«C redo che la pace si faccia sempre aprendo canali, mai si può fare una pace con la chiusura. Invito tutti ad aprire rapporti, canali di amicizia». Così il 30 aprile scorso, nel corso della conferenza stampa durante il volo di ritorno dal viaggio apostolico in Ungheria, papa Francesco si è espresso sulla possibilità di una pace in Ucraina. Parole importanti perché hanno esplicitato la volontà vaticana di avviare un’azione diplomatica concreta per risolvere un conflitto che, ad oggi, martoria il Paese ucraino e ha portato l’Occidente a isolare economicamente e politicamente la Federazione russa.

I l cammino per la pace è sicuramente arduo, data l’ovvia intransigenza delle parti in causa, ma non per questo è stato mai interrotto; così come mai la Santa Sede ha distolto lo sguardo dal suo obbiettivo, anche in quelle occasioni rivelatesi come le meno proficue. È stato il caso dell’udienza in Vaticano del presidente Zelensky nel maggio scorso, quando al termine dell’infruttuoso incontro con il presidente ucraino Bergoglio commentò che «con le armi non si otterrà mai la sicurezza e la stabilità, ma al contrario si continuerà a distruggere anche ogni speranza di pace». Il tentativo vaticano di aprire una strada, consolidato dalla missione del cardinale Zuppi a Mosca in Russia come inviato del papa, è tanto più apprezzabile se si considera che le mediazioni vaticane fra Stati belligeranti o comunque tra soggetti di una controversia costituiscono pratiche inusuali, azioni assai rare da rintracciare nell’azione diplomatica della Santa Sede. Inconsuete, ma non inedite, dato che nel Novecento vi sono stati precedenti importanti: al noto intervento di Giovanni XXIII per scongiurare uno scontro nucleare tra Stati Uniti e Unione Sovietica a seguito della crisi di Cuba (1962), si deve infatti annoverare anche la mediazione vaticana nella disputa tra l’Argentina e il Cile sul possesso del canale di Beagle, all’estremità meridionale del continente sudamericano.

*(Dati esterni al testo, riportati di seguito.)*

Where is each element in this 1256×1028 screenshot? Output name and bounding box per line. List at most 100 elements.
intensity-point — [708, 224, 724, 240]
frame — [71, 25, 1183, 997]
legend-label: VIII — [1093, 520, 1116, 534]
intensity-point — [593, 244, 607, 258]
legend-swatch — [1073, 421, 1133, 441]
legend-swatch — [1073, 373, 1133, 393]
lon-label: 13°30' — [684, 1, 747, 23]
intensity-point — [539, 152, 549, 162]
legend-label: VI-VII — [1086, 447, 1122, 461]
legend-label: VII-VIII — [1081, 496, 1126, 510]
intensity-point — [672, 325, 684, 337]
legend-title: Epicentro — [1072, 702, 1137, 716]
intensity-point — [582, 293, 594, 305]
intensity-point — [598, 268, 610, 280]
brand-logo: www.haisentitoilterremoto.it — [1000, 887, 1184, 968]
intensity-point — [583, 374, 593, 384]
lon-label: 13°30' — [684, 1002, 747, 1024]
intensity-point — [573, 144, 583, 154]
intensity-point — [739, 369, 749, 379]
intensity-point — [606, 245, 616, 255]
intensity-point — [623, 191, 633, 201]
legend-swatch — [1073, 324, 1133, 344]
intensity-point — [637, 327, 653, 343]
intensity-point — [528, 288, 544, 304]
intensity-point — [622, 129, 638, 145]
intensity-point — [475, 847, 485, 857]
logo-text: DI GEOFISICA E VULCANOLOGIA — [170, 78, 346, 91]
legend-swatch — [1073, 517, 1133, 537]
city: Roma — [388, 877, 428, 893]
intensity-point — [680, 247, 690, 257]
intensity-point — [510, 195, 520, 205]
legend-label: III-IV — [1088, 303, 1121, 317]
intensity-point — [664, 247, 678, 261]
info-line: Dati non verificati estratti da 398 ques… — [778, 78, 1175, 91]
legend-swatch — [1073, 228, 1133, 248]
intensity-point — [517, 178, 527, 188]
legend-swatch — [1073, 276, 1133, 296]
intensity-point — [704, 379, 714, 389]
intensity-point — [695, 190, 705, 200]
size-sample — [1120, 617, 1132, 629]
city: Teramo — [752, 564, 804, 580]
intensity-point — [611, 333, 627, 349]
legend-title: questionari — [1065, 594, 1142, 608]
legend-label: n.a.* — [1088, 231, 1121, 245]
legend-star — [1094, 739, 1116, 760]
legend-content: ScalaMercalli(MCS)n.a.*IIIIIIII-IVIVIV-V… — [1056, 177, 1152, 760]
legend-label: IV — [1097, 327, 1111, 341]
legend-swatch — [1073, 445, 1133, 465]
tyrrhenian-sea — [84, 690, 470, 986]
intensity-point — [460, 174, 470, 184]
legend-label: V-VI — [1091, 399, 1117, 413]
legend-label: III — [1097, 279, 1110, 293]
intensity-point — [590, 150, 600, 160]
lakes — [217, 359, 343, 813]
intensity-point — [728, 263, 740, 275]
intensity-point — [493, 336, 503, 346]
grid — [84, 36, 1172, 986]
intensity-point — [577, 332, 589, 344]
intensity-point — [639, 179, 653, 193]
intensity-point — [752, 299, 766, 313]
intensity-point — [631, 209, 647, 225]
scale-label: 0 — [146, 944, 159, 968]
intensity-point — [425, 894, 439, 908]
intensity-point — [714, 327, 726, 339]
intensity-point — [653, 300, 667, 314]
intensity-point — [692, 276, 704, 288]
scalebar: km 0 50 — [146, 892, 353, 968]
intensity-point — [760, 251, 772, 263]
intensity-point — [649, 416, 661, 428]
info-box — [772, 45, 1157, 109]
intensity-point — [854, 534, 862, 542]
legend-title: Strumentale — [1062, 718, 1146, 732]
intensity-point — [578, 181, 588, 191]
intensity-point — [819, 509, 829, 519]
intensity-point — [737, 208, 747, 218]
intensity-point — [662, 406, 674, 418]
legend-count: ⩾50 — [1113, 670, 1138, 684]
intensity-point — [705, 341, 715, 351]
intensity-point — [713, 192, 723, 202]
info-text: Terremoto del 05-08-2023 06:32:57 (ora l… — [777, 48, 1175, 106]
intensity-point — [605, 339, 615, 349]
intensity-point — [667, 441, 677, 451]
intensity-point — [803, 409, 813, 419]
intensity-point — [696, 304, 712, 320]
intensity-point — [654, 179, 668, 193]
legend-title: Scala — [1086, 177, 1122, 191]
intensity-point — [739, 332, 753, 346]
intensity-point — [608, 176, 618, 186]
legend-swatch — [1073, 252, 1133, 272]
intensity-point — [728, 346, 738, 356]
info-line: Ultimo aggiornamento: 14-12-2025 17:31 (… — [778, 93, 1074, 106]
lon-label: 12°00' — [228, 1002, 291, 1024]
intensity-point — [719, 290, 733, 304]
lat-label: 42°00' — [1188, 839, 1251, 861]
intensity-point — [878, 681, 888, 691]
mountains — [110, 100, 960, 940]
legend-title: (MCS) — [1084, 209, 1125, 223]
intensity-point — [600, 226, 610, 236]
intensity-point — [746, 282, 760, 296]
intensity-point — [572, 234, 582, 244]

Si trattò di un intervento “politico” voluto da Giovanni Paolo II per scongiurare una reale minaccia, un conflitto tra paesi allora alimentati da tossici nazionalismi e governati da spietati dittatori, i generali Augusto Pinochet in Cile e Jorge Videla in Argentina. La “missione di pace e di amicizia a Santiago e Buenos Aires” venne avviata nel gennaio 1979 con gli accordi di Montevideo, negoziati difficili, portati avanti dal plenipotenziario vaticano Antonio Samoré, diplomatico di lunghissimo corso. Il dialogo argentino-cileno si concluse cinque anni più tardi con la firma di uno storico trattato di pace, siglato in Vaticano dai ministri degli esteri argentino e cileno il 29 novembre 1984 alla presenza del Segretario di Stato del lungo pontificato wojtyliano, il cardinal Agostino Casaroli.

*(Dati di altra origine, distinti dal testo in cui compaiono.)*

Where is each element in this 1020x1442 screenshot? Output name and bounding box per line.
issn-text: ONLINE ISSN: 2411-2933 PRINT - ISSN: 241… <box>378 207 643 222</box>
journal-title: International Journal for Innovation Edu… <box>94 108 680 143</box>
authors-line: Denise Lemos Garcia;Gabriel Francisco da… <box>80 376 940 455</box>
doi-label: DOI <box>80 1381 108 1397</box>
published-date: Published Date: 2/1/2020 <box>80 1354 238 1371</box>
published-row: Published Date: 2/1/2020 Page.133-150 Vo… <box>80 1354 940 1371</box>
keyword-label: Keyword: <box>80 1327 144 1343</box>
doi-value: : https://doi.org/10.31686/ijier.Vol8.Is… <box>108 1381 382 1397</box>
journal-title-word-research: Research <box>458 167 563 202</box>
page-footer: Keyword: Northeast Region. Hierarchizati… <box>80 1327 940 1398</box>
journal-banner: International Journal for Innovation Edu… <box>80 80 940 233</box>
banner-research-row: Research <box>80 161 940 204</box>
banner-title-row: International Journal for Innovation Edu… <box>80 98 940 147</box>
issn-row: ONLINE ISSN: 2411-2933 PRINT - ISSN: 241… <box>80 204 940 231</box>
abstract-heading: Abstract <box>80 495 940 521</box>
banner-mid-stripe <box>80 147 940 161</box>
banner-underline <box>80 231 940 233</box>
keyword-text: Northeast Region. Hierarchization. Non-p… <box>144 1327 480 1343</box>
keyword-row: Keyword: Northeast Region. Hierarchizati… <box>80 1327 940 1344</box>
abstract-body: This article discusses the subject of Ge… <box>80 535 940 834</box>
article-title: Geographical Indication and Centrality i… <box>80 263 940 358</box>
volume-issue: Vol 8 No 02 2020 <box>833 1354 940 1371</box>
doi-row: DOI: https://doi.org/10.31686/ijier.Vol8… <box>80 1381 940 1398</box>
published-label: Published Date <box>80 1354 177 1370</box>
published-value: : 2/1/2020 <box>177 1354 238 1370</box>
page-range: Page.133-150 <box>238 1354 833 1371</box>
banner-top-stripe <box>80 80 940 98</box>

Inizialmente considerata come un azzardo diplomatico con scarse possibilità di successo, la mediazione della Santa Sede diede positivi risultati dimostrando l’instancabile lavoro a favore della pace promosso da Karol Wojtyla, la prima e concreta affermazione di quella “ingerenza umanitaria” che Giovanni Paolo II avrebbe apertamente rivendicato nelle successive situazioni di conflitto. In linea con la politica vaticana di apertura al mondo sovietico, la cosiddetta Ostpolitik promossa da Paolo VI per il riavvicinamento tra la Santa Sede e l’Unione Sovietica, il pontefice polacco fece sue le parole pronunciate nell’agosto del 1939 dall’allora papa Pacelli: «nulla si perde con la pace, tutto può andare perduto con la guerra». Se le parole di Pio XII non evitarono lo scoppio della guerra, tuttavia dimostrano quanto sia importante, ancora oggi, ribadire coraggiosamente l’esistenza di conc rete alternative all’uso della forza. Solamente quando avvierà un paziente dialogo, supportato da una sincera volontà di pace, la Comunità europea potrà finalmente fermare il conflitto in Ucraina e così riconquistare la sua dignità.